Kirk Smith, the executive director of Illinois Christian Educators, said he doesn’t think it’s unfair that homeschoolers don’t get free lunch and breakfast. The program only extends to public school students.

“We have learned through things like ESAs, Educational Saving Accounts, some states are starting to include homeschooling with that. For us, in this present moment, we’re just concerned that when the government funds something, the government wants to control part or all if it can. We have made the choice to pay double and have our freedoms,” said Kirk.

The Illinois Home School Association said they are not being left out, they opted out when parents chose to homeschool.

“Homeschools are a private school option in Illinois. As such, we follow private school laws,” said Kathy Wentz of the Illinois Homeschool Association.

To fully fund the meals for all students program it would cost taxpayers $209 million.

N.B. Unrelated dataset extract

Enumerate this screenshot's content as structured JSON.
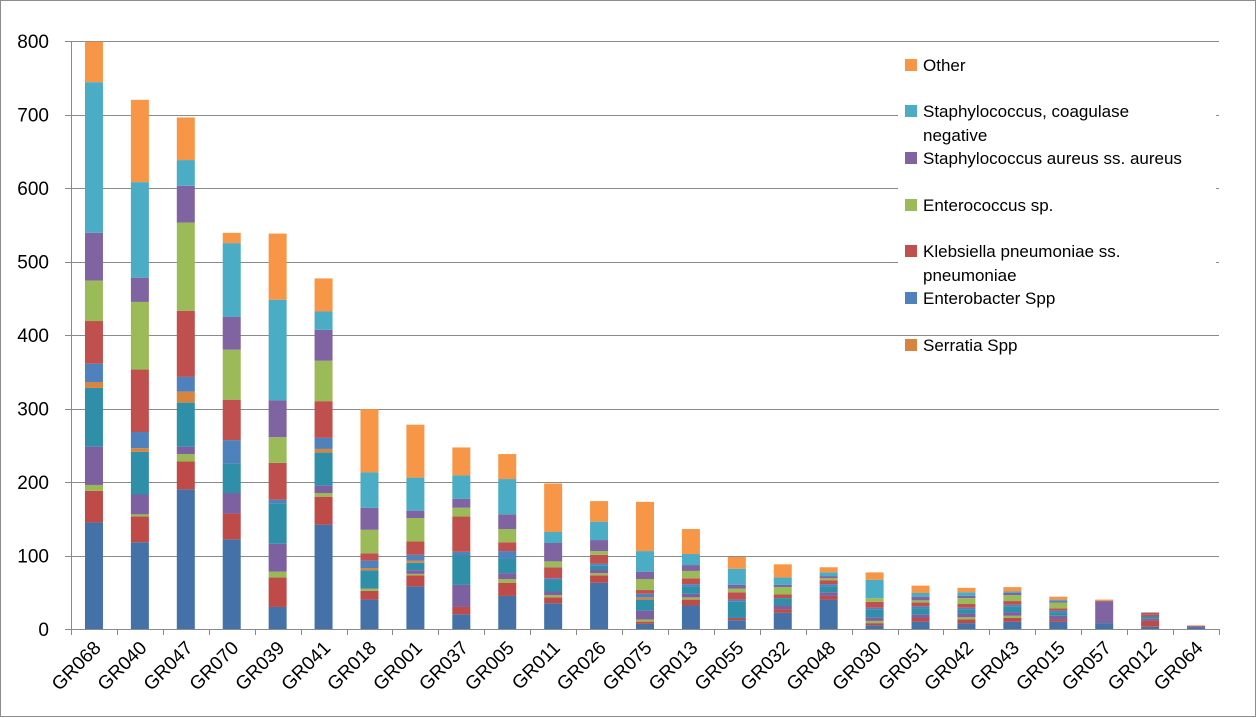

Smith said funding this program will cost taxpayers more money in the long-run. He also pointed out the “food pyramid” came from a law that was signed to get kids to take in the most calories with the least amount of money.

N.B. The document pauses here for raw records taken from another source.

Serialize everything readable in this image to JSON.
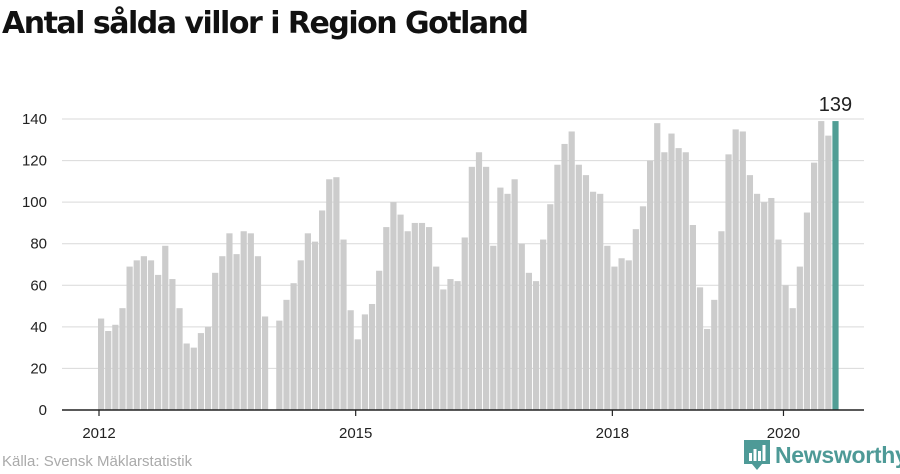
{
  "title": "Antal sålda villor i Region Gotland",
  "source": "Källa: Svensk Mäklarstatistik",
  "brand": {
    "name": "Newsworthy",
    "icon": "bar-chart-logo-icon",
    "color": "#4e9a97"
  },
  "colors": {
    "bar": "#cccccc",
    "highlight": "#519e95",
    "grid": "#d9d9d9",
    "axis": "#222222",
    "text": "#222222"
  },
  "chart_data": {
    "type": "bar",
    "title": "Antal sålda villor i Region Gotland",
    "xlabel": "",
    "ylabel": "",
    "start": "2012-01",
    "frequency": "monthly",
    "values": [
      44,
      38,
      41,
      49,
      69,
      72,
      74,
      72,
      65,
      79,
      63,
      49,
      32,
      30,
      37,
      40,
      66,
      74,
      85,
      75,
      86,
      85,
      74,
      45,
      0,
      43,
      53,
      61,
      72,
      85,
      81,
      96,
      111,
      112,
      82,
      48,
      34,
      46,
      51,
      67,
      88,
      100,
      94,
      86,
      90,
      90,
      88,
      69,
      58,
      63,
      62,
      83,
      117,
      124,
      117,
      79,
      107,
      104,
      111,
      80,
      66,
      62,
      82,
      99,
      118,
      128,
      134,
      118,
      113,
      105,
      104,
      79,
      69,
      73,
      72,
      87,
      98,
      120,
      138,
      124,
      133,
      126,
      124,
      89,
      59,
      39,
      53,
      86,
      123,
      135,
      134,
      113,
      104,
      100,
      102,
      82,
      60,
      49,
      69,
      95,
      119,
      139,
      132,
      139
    ],
    "highlight": {
      "index": 103,
      "value": 139,
      "label": "139"
    },
    "x_ticks": [
      "2012",
      "2015",
      "2018",
      "2020"
    ],
    "y_ticks": [
      "0",
      "20",
      "40",
      "60",
      "80",
      "100",
      "120",
      "140"
    ],
    "ylim": [
      0,
      150
    ],
    "grid": true
  }
}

“The powers that be came up with the pyramid and many nutritionists say, ‘that’s not a good way for our kids to eat.’ Even when the government tries to put their best foot forward, it tends to fail over time,” said Smith.

State Sen. Laura Ellman, D-Naperville, was the legislator who sponsored the bill that makes it to where the state could fund breakfast and lunch for all Illinois students, K-12. The bill passed last year pending appropriations.

“For $209 million it fully funds the program. Not only feeding all kids but eliminating stigma, debt and reliance on food pantries while supporting the health, well being and academic success of all students,” said Ellman. “As we strive to address food deserts and food insecurity in the state, let’s take serious consideration of this program as many other states have already done.”

Michigan and Minnesota have spent $160-200 million of taxpayer money on school meal programs like the Healthy School Meals for All program.